We have another episode in Tin Foil Hat week here on the American Democracy Minute.  Earlier, we reported that Dominion Voting Systems machines were falsely alleged to be part of a widespread 2020 election fraud scheme, yet we’re still hearing about these conspiracies.

Dominion and other suppliers of voting technology make different kinds of systems, but the most widely used are optical ballot tabulating machines.   Such machines read the oval dots you make on ballots when selecting a candidate, and read the ballots faster and more accurately than humans.

But conspiracy theorists doggedly cling to assertions that Dominion tabulators were programmed to switch votes, that parts to the machines could be swapped out to give false vote totals, that Sharpie markers invalidated votes, and even that the Chinese and Venezuelan governments hacked them to alter the results.   None of these were true.

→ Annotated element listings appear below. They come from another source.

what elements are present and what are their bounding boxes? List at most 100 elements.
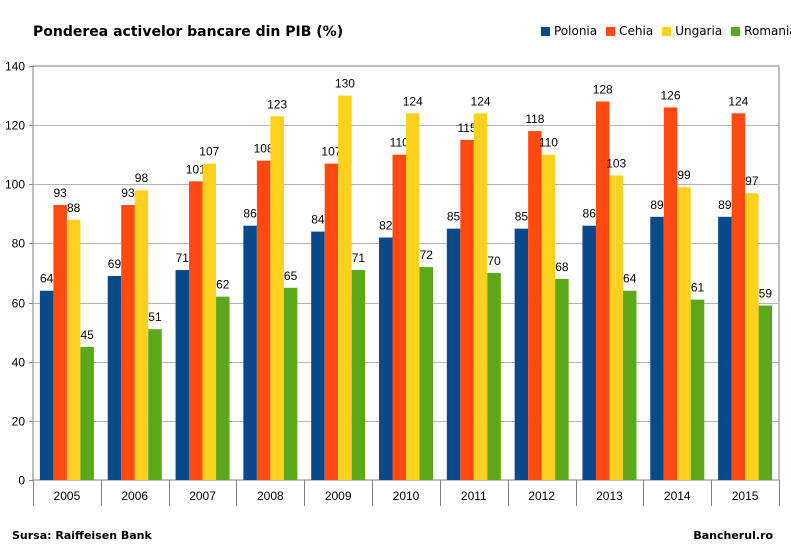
data-label: 124 [728,94,748,108]
bar-ungaria [66,219,81,480]
x-tick-label: 2013 [596,489,623,503]
data-label: 82 [379,219,393,233]
bar-cehia [324,163,339,481]
data-label: 118 [525,112,544,126]
bar-ungaria [541,154,556,480]
y-tick-label: 100 [5,178,25,192]
data-label: 126 [661,88,681,102]
x-tick-label: 2009 [325,489,352,503]
x-tick-label: 2008 [257,489,284,503]
x-tick-label: 2012 [528,489,555,503]
data-label: 69 [108,257,122,271]
data-label: 107 [199,145,219,159]
bar-polonia [175,270,190,480]
data-label: 59 [759,287,773,301]
data-label: 130 [335,77,355,91]
data-label: 97 [745,174,759,188]
bar-romania [216,296,230,480]
x-tick-label: 2011 [461,489,487,503]
data-label: 99 [677,168,691,182]
chart-legend: Polonia Cehia Ungaria Romania [541,24,791,38]
bar-romania [283,287,298,480]
bar-romania [148,329,162,480]
legend-swatch-polonia [541,26,550,36]
x-tick-label: 2014 [664,489,691,503]
bar-polonia [311,231,325,480]
legend-swatch-romania [731,26,741,36]
bar-polonia [107,275,122,480]
x-tick-label: 2005 [54,489,81,503]
data-label: 68 [555,260,569,274]
bar-romania [622,290,637,480]
legend-item-romania: Romania [731,24,791,38]
data-label: 93 [53,186,67,200]
x-tick-label: 2015 [732,489,759,503]
bar-ungaria [134,190,149,480]
bar-romania [555,278,569,480]
data-label: 98 [135,171,149,185]
data-label: 124 [471,94,491,108]
bar-romania [419,267,433,480]
data-label: 89 [718,198,732,212]
bar-ungaria [745,193,759,480]
data-label: 124 [403,94,423,108]
data-label: 61 [691,281,705,295]
bar-romania [690,299,705,480]
data-label: 85 [515,210,529,224]
data-label: 71 [176,251,190,265]
bar-ungaria [406,113,420,481]
bar-ungaria [609,175,623,480]
data-label: 128 [593,82,613,96]
x-tick-label: 2006 [121,489,148,503]
bar-cehia [53,204,67,480]
data-label: 115 [457,121,476,135]
data-label: 71 [352,251,366,265]
data-label: 110 [539,136,558,150]
bar-cehia [121,204,135,480]
bar-polonia [243,225,257,480]
legend-label-ungaria: Ungaria [675,24,723,38]
data-label: 86 [243,207,257,221]
data-label: 89 [650,198,664,212]
y-tick-label: 140 [5,60,25,74]
data-label: 108 [254,142,274,156]
data-label: 123 [267,97,287,111]
bar-romania [351,270,366,480]
bar-cehia [189,181,203,481]
legend-label-cehia: Cehia [619,24,654,38]
data-label: 64 [40,272,54,286]
legend-item-polonia: Polonia [541,24,597,38]
y-tick-label: 20 [12,415,26,429]
bar-romania [487,273,501,480]
data-label: 45 [80,328,94,342]
y-tick-label: 60 [12,297,26,311]
data-label: 51 [148,310,162,324]
bar-ungaria [473,113,488,481]
y-tick-label: 80 [12,237,26,251]
data-label: 62 [216,278,230,292]
bar-cehia [528,131,542,481]
y-tick-label: 0 [18,474,25,488]
data-label: 85 [447,210,461,224]
legend-label-romania: Romania [744,24,791,38]
data-label: 65 [284,269,298,283]
bar-polonia [39,290,54,480]
bar-polonia [650,216,664,481]
bar-ungaria [338,95,352,481]
bar-polonia [379,237,393,480]
bar-cehia [256,160,271,480]
legend-label-polonia: Polonia [554,24,598,38]
legend-item-ungaria: Ungaria [662,24,722,38]
data-label: 64 [623,272,637,286]
data-label: 93 [121,186,135,200]
data-label: 72 [420,248,434,262]
bar-romania [80,346,94,480]
legend-swatch-cehia [606,26,616,36]
bar-ungaria [677,187,691,480]
bar-ungaria [202,163,217,481]
data-label: 86 [583,207,597,221]
bar-ungaria [270,116,284,481]
data-label: 110 [390,136,409,150]
data-label: 84 [311,213,325,227]
data-label: 101 [186,162,206,176]
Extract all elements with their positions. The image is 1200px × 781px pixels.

In Antrim County, Michigan, the Michigan Secretary of State investigated claims of inaccurate totals which turned out not to be the tabulators, which were accurate, but human error in not updating the reporting software. 

In New Hampshire, the Secretary of State’s office made the decision to fold absentee ballots to save money on postage instead of mailing ballots flat, and optical readers misread the bubbles which fell in the crease, skewing the count. 

Yet conspiracy theories are still being used as arguments to erode confidence in elections and as a pretext for passing more barriers to voting around the United States.   More details at AmericanDemocracyMinute.org.                          

For the American Democracy Minute, I’m Brian Beihl.